Filmfacts: «Sherlock Gnomes»

  • Regie: John Stevenson
  • Produktion: David Furnish, Steve Hamilton Shaw, Carolyn Soper
  • Drehbuch: Ben Zazove
  • Story: Kevin Cecil, Andy Riley, Emily Cook, Kathy Greenberg
  • Musik: Chris Bacon
  • Schnitt: Prakash Patel, Mark Solomon
  • Laufzeit: 88 Minuten
  • FSK: ohne Altersbeschränkung
Magere Erzählkunst brachte uns das Jahr 2011. Manch einer behauptet, wahrscheinlich übertreibend, dass die Sonne damals vor Kummer ihr Gesicht verbarg. Doch es hilft nichts: Wir müssen auf diese schlimmen Dinge zurückblicken. Einige strafen, andere nicht. Ein größeres am Computer animiertes, auf Shakespeare basierendes, Disney-finanziertes Elend gab es nirgendwo, als das von Julia und ihrem Gnomeo!

Rückblickend hätte man das Desaster wohl kommen sehen müssen. Die Storyautoren John R. Smith und Rob Sprackling sowie Steve Hamilton-Shaw (Präsident von Elton Johns Produktionsfirma Rocket Pictures) verkauften vor rund 17 Jahren an den Disney-Konzern die Filmidee eines Trickmusical über Gartenzwerge, das mit Elton-John-Archivmusik vollbepackt die Geschichte von Romeo und Julia nacherzählt. Zunächst bei den Walt Disney Animation Studios untergebracht, wurde das Projekt nach einem Führungswechsel im Frühjahr 2006 gekippt. Begründung: Die Idee habe wenig Reiz für Kinder, Erwachsene würden das zwangsweise veränderte Ende beklagen, und generell sei die Idee unfähig, eine abendfüllende Filmlänge zu tragen.

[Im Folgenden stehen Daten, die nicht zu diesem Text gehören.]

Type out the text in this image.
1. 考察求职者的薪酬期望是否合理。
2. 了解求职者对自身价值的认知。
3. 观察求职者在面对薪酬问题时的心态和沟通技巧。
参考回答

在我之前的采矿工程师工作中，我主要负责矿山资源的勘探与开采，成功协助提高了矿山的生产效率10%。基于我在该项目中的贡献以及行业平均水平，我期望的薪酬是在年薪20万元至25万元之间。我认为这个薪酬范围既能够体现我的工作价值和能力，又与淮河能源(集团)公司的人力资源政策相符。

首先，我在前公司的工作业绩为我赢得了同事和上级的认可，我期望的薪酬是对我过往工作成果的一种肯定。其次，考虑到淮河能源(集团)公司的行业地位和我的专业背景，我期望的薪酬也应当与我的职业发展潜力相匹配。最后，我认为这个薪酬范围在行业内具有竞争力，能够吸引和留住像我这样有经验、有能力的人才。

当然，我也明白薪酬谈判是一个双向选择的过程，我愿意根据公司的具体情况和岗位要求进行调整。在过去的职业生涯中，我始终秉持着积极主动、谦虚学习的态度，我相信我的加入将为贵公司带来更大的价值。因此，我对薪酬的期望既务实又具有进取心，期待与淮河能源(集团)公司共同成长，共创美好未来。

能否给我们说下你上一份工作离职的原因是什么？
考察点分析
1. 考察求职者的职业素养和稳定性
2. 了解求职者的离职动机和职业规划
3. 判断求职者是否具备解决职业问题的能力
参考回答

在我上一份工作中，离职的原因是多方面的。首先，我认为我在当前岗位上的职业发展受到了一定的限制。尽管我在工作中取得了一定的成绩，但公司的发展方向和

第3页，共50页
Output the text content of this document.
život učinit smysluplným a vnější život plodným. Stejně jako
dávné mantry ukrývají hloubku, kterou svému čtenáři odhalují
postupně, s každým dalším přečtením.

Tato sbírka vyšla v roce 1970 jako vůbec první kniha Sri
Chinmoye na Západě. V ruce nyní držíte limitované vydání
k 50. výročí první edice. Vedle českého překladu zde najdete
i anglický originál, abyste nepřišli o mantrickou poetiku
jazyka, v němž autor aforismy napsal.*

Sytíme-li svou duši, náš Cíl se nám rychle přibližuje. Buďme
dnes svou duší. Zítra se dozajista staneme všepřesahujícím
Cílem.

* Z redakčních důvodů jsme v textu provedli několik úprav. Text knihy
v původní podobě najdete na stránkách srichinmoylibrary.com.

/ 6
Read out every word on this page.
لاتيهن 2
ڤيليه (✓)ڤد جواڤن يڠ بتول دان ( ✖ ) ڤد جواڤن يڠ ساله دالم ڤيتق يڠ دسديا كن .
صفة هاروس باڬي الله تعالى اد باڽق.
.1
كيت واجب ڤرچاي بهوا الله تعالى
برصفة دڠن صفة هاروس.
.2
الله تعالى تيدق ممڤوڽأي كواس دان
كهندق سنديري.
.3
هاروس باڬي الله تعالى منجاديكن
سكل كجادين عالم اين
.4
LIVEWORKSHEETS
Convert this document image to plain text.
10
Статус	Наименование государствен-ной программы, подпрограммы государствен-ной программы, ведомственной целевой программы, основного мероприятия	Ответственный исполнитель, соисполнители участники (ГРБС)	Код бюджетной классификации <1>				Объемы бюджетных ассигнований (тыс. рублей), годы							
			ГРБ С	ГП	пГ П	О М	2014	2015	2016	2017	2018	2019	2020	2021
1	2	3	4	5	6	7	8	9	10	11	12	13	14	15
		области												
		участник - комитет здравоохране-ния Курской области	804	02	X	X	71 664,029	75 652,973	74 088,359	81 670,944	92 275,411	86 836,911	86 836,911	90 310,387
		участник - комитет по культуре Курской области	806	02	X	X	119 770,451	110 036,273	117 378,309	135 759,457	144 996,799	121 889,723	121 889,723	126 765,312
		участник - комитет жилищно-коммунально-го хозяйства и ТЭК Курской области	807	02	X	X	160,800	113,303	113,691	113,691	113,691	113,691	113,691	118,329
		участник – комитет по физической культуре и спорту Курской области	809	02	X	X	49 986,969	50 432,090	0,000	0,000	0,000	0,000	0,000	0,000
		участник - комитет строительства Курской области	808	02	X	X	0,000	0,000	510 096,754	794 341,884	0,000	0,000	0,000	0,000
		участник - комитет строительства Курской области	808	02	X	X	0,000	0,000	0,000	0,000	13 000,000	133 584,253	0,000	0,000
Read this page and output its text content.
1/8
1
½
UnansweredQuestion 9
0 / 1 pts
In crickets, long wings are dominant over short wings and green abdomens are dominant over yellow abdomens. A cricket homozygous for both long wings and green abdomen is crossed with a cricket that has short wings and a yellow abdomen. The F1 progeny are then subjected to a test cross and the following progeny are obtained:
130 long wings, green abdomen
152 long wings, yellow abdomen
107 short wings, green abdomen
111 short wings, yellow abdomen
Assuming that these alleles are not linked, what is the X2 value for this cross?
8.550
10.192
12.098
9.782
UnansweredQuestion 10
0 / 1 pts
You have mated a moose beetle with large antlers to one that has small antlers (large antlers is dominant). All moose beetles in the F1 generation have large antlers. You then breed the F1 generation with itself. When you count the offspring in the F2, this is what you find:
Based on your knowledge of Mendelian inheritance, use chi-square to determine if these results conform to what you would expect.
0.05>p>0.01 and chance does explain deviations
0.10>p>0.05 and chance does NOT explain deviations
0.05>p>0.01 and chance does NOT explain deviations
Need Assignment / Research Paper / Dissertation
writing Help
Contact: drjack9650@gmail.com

Doch diese Entscheidung stieß in anderen Teilen des Konzerns auf Gegenwehr. Bei Walt Disney Records habe man laut einigen Disney-Insidern zu diesem Zeitpunkt bereits von einer mehrfachen Platinauszeichnung für den Filmsoundtrack geträumt, die man mit einem Elton-John-Best-of-Album, das zudem ein paar neue Lieder enthält, ganz sicher abgeräumt hätte. Also wurden Notsitzungen einberufen, in deren Folge eine Lösung gefunden wurde: Man könnte «Gnomeo & Julia» zum damals zu Disney gehörenden Erwachsenen-Label Miramax Films abschieben und zu einem quirlig-bösen, weniger familienfreundlichen Film modellieren. Dort erst einmal geparkt, tat man sich weiterhin schwer, die Elemente "Liebesgeschichte, die das Publikum ernst nehmen soll", "Shakespeare-Parodie mit Zwergen" und "Elton-John-Musik" unter einen Hut zu bringen.

Letztlich wurde «Gnomeo & Julia» sehr wohl zu einem kinderfreundlichen Film, zum unpopulär gewordenen Disney-Sublabel Touchstone Pictures abgeschoben und weitestgehend um die Musical-Elemente erleichtert, um stattdessen die zu bewerbenden Songs meist bloß im Hintergrund zu spielen. Bei einer so kalkulierten und dennoch konzeptlosen Produktionsgeschichte waren nach Veröffentlichung im Jahr 2011 die Kritikerschelten nahezu vorprogrammiert und das Soundtrackalbum wurde auch nicht zum erwarteten Kassenschlager. Trotzdem krebste «Gnomeo & Julia» weltweit zu einem Einspielergebnis von 194 Millionen Dollar – Disney- und Pixar-Trickfilme würden bei diesen Gesamteinnahmen bekümmert Tränen vergießen, aber bei einem Budget von 36 Millionen Dollar kam noch immer ein Profit zustande.

Es braucht keinen Meisterdetektiv, um zu kombinieren, was all dies mit «Sherlock Gnomes» zu tun hat: Es dauerte tatsächlich nicht lange, bis Rocket Pictures vermeldete, an einer Fortsetzung von «Gnomeo & Julia» zu arbeiten. Im September 2012 wurde mit John Stevenson ein Regisseur gefunden, der Kelly Asbury, den Regisseur des Originals, vertreten kann, da dieser bereits einwilligte, für Sony «Die Schlümpfe – Das verlorene Dorf» zu inszenieren. Mit Paramount Pictures fand Rocket Pictures außerdem einen neuen Geschäftspartner, um den nicht weiter interessierten Disney-Konzern zu ersetzen.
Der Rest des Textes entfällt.